There are more than 600 castles in Wales – a legacy of King Edward I and his determination to subdue Welsh dissidents. Here are some of the most majestic
The 600 or more castles in Wales are a relic of the brutal campaign led by the English King Edward I in the 13th century to conquer Wales. But while their origins may be soaked in bloodshed, today they are a celebrated part of the Welsh landscape.
King Edward I and the ring of castles
King Edward I’s determined campaign in Wales came to a dramatic end in 1282 when Prince Llywelyn ap Gruffudd (Llywelyn son of Gruffudd), the native Prince of Wales, was slain by Edward’s forces at a battle in Cilmeri.
The prince’s premature death earned him the title Llywelyn the Last and, even today, some Welsh people regard him as the last true Prince of Wales.

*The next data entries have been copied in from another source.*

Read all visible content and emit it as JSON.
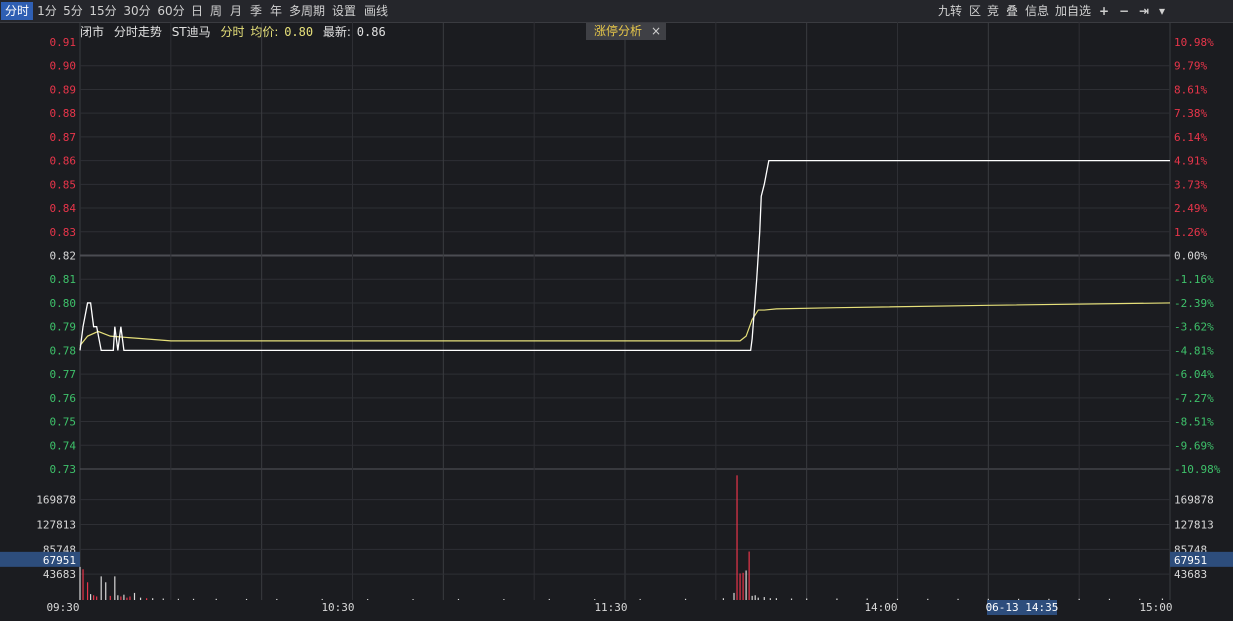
{
  "toolbar": {
    "periods": [
      "分时",
      "1分",
      "5分",
      "15分",
      "30分",
      "60分",
      "日",
      "周",
      "月",
      "季",
      "年",
      "多周期",
      "设置",
      "画线"
    ],
    "active_period": "分时",
    "right_items": [
      "九转",
      "区",
      "竞",
      "叠",
      "信息",
      "加自选",
      "+",
      "−",
      "⇥",
      "▾"
    ]
  },
  "info_bar": {
    "status": "闭市",
    "mode": "分时走势",
    "stock": "ST迪马",
    "sub_mode": "分时",
    "avg_label": "均价:",
    "avg_value": "0.80",
    "last_label": "最新:",
    "last_value": "0.86"
  },
  "analysis_tab": {
    "label": "涨停分析",
    "close": "×"
  },
  "colors": {
    "up": "#e8354a",
    "down": "#3ec16a",
    "neutral": "#d8d8d8",
    "price_line": "#ffffff",
    "avg_line": "#e6e07a",
    "grid": "#2e2f34",
    "volume_highlight": "#2d4d7c"
  },
  "chart_data": {
    "type": "line",
    "prev_close": 0.82,
    "price_axis": {
      "ticks": [
        "0.91",
        "0.90",
        "0.89",
        "0.88",
        "0.87",
        "0.86",
        "0.85",
        "0.84",
        "0.83",
        "0.82",
        "0.81",
        "0.80",
        "0.79",
        "0.78",
        "0.77",
        "0.76",
        "0.75",
        "0.74",
        "0.73"
      ],
      "ylim": [
        0.73,
        0.91
      ]
    },
    "pct_axis": {
      "ticks": [
        "10.98%",
        "9.79%",
        "8.61%",
        "7.38%",
        "6.14%",
        "4.91%",
        "3.73%",
        "2.49%",
        "1.26%",
        "0.00%",
        "-1.16%",
        "-2.39%",
        "-3.62%",
        "-4.81%",
        "-6.04%",
        "-7.27%",
        "-8.51%",
        "-9.69%",
        "-10.98%"
      ]
    },
    "volume_axis": {
      "ticks": [
        "169878",
        "127813",
        "85748",
        "43683"
      ],
      "highlight": "67951",
      "ylim": [
        0,
        220000
      ]
    },
    "x_ticks": [
      "09:30",
      "10:30",
      "11:30",
      "14:00",
      "15:00"
    ],
    "cursor_label": "06-13 14:35",
    "price_series": {
      "name": "",
      "x": [
        0,
        2,
        5,
        7,
        9,
        11,
        14,
        20,
        22,
        23,
        25,
        27,
        29,
        31,
        33,
        100,
        200,
        300,
        400,
        430,
        436,
        443,
        444,
        447,
        449,
        450,
        452,
        455,
        458,
        460,
        461,
        462,
        500,
        600,
        700,
        720
      ],
      "y": [
        0.78,
        0.79,
        0.8,
        0.8,
        0.79,
        0.79,
        0.78,
        0.78,
        0.78,
        0.79,
        0.78,
        0.79,
        0.78,
        0.78,
        0.78,
        0.78,
        0.78,
        0.78,
        0.78,
        0.78,
        0.78,
        0.78,
        0.785,
        0.81,
        0.83,
        0.845,
        0.85,
        0.86,
        0.86,
        0.86,
        0.86,
        0.86,
        0.86,
        0.86,
        0.86,
        0.86
      ]
    },
    "avg_series": {
      "name": "",
      "x": [
        0,
        5,
        12,
        20,
        40,
        60,
        100,
        200,
        300,
        400,
        430,
        436,
        440,
        444,
        448,
        452,
        460,
        500,
        600,
        720
      ],
      "y": [
        0.782,
        0.786,
        0.788,
        0.786,
        0.785,
        0.784,
        0.784,
        0.784,
        0.784,
        0.784,
        0.784,
        0.784,
        0.786,
        0.793,
        0.797,
        0.797,
        0.7975,
        0.798,
        0.799,
        0.8
      ]
    },
    "volume_series": {
      "x": [
        0,
        2,
        5,
        7,
        9,
        11,
        14,
        17,
        20,
        23,
        25,
        27,
        29,
        31,
        33,
        36,
        40,
        44,
        48,
        55,
        65,
        75,
        90,
        110,
        130,
        160,
        190,
        220,
        250,
        280,
        310,
        340,
        370,
        400,
        425,
        432,
        434,
        436,
        438,
        440,
        442,
        444,
        446,
        448,
        452,
        456,
        460,
        470,
        480,
        500,
        520,
        540,
        560,
        580,
        600,
        620,
        640,
        660,
        680,
        700,
        715
      ],
      "v": [
        56000,
        52000,
        30000,
        10000,
        8000,
        6000,
        40000,
        30000,
        7000,
        40000,
        8000,
        6000,
        9000,
        4000,
        6000,
        12000,
        4000,
        3000,
        3000,
        2500,
        2000,
        2000,
        2000,
        1800,
        1800,
        1800,
        1600,
        1600,
        1800,
        1600,
        1800,
        1600,
        1800,
        2000,
        3000,
        12000,
        211000,
        45000,
        46000,
        50000,
        82000,
        7000,
        8000,
        4000,
        5000,
        3000,
        3000,
        2500,
        2500,
        2500,
        2500,
        2000,
        2000,
        2000,
        2000,
        2000,
        2000,
        2000,
        2000,
        2000,
        2500
      ],
      "up": [
        false,
        true,
        true,
        false,
        true,
        true,
        false,
        false,
        true,
        false,
        false,
        true,
        false,
        true,
        true,
        false,
        false,
        true,
        false,
        false,
        false,
        false,
        false,
        false,
        false,
        false,
        false,
        false,
        false,
        false,
        false,
        false,
        false,
        false,
        false,
        false,
        true,
        true,
        true,
        false,
        true,
        false,
        false,
        false,
        false,
        false,
        false,
        false,
        false,
        false,
        false,
        false,
        false,
        false,
        false,
        false,
        false,
        false,
        false,
        false,
        false
      ]
    }
  }
}
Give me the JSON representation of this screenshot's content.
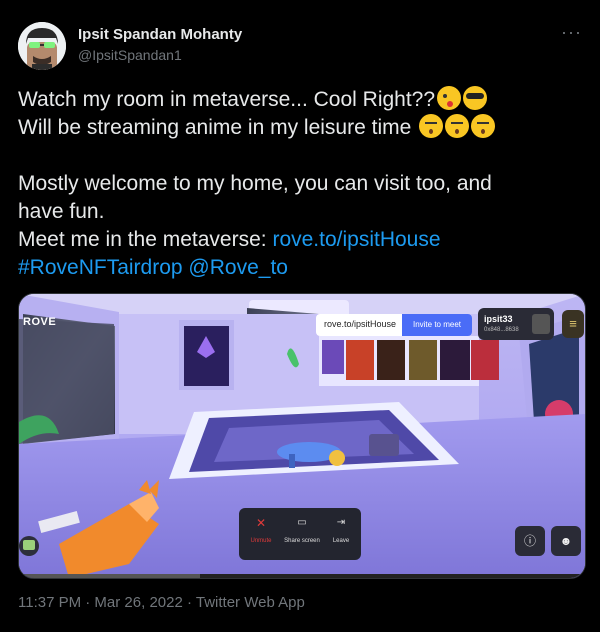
{
  "tweet": {
    "author_name": "Ipsit Spandan Mohanty",
    "author_handle": "@IpsitSpandan1",
    "more_icon": "more-icon",
    "lines": {
      "l1": "Watch my room in metaverse... Cool Right??",
      "l2": "Will be streaming anime in my leisure time",
      "l3": "Mostly welcome to my home, you can visit too, and",
      "l4": "have fun.",
      "l5_text": "Meet me in the metaverse: ",
      "l5_link": "rove.to/ipsitHouse",
      "l6_hashtag": "#RoveNFTairdrop",
      "l6_mention": "@Rove_to"
    },
    "emojis": [
      "winking-face-with-tongue",
      "smiling-face-with-sunglasses",
      "kissing-face",
      "kissing-face",
      "kissing-face"
    ],
    "timestamp": "11:37 PM · Mar 26, 2022 · Twitter Web App"
  },
  "media": {
    "logo": "ROVE",
    "url_pill": "rove.to/ipsitHouse",
    "invite_button": "Invite to meet",
    "user_name": "ipsit33",
    "user_addr": "0x848...8638",
    "controls": {
      "unmute": "Unmute",
      "share": "Share screen",
      "leave": "Leave"
    },
    "colors": {
      "accent": "#4a6cf7",
      "unmute_icon": "#e03a3a",
      "floor": "#9b93e8",
      "wall": "#c9c3f5"
    }
  }
}
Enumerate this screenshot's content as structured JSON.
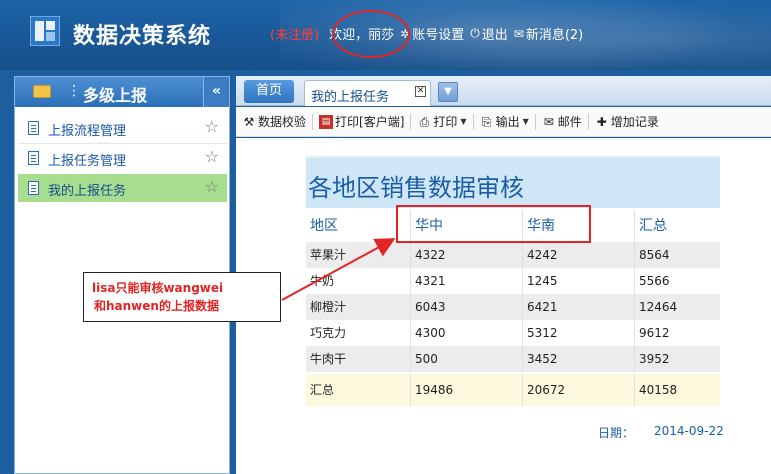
{
  "header": {
    "app_title": "数据决策系统",
    "unregistered": "(未注册)",
    "welcome": "欢迎，丽莎",
    "account_settings": "账号设置",
    "logout": "退出",
    "new_messages": "新消息(2)"
  },
  "sidebar": {
    "title": "多级上报",
    "collapse_glyph": "«",
    "items": [
      {
        "label": "上报流程管理",
        "active": false
      },
      {
        "label": "上报任务管理",
        "active": false
      },
      {
        "label": "我的上报任务",
        "active": true
      }
    ]
  },
  "tabs": {
    "home": "首页",
    "active": "我的上报任务"
  },
  "toolbar": {
    "data_check": "数据校验",
    "print_client": "打印[客户端]",
    "print": "打印",
    "export": "输出",
    "mail": "邮件",
    "add_record": "增加记录"
  },
  "report": {
    "title": "各地区销售数据审核",
    "columns": [
      "地区",
      "华中",
      "华南",
      "汇总"
    ],
    "rows": [
      [
        "苹果汁",
        "4322",
        "4242",
        "8564"
      ],
      [
        "牛奶",
        "4321",
        "1245",
        "5566"
      ],
      [
        "柳橙汁",
        "6043",
        "6421",
        "12464"
      ],
      [
        "巧克力",
        "4300",
        "5312",
        "9612"
      ],
      [
        "牛肉干",
        "500",
        "3452",
        "3952"
      ]
    ],
    "total": [
      "汇总",
      "19486",
      "20672",
      "40158"
    ],
    "date_label": "日期：",
    "date_value": "2014-09-22"
  },
  "annotation": {
    "line1": "lisa只能审核wangwei",
    "line2": "和hanwen的上报数据",
    "color": "#e32424"
  }
}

Having conquered the country, Edward, nicknamed ‘Longshanks’ because of his height, incorporated the Principality of Wales into England. Edward colonised his new land with loyal Englishmen and crowned his own son Prince of Wales. The title is still used by the British Royal Family today.
Fortified towns were built to protect the English settlers and an Iron Ring of Castles was constructed to dominate the resentful Welsh. It was a massive construction project.
The world’s leading castle designer, James of St George, a military engineer from Savoy, France, was appointed Master of The Royal Works in Wales. The castles he created were technical masterpieces, designed to withstand attack and project King Edward I’s power across the land.
Edward’s castles subdued the natives for a century until Owain Glyndwr, a charismatic Welshman, emerged to challenge English domination.
Visit Wales and you will discover a legacy of more than 600 castles to explore. Some, like Conwy and Caernarfon, are World Heritage Sites, but they all have fascinating stories to tell about ancient battles, legends and mysteries.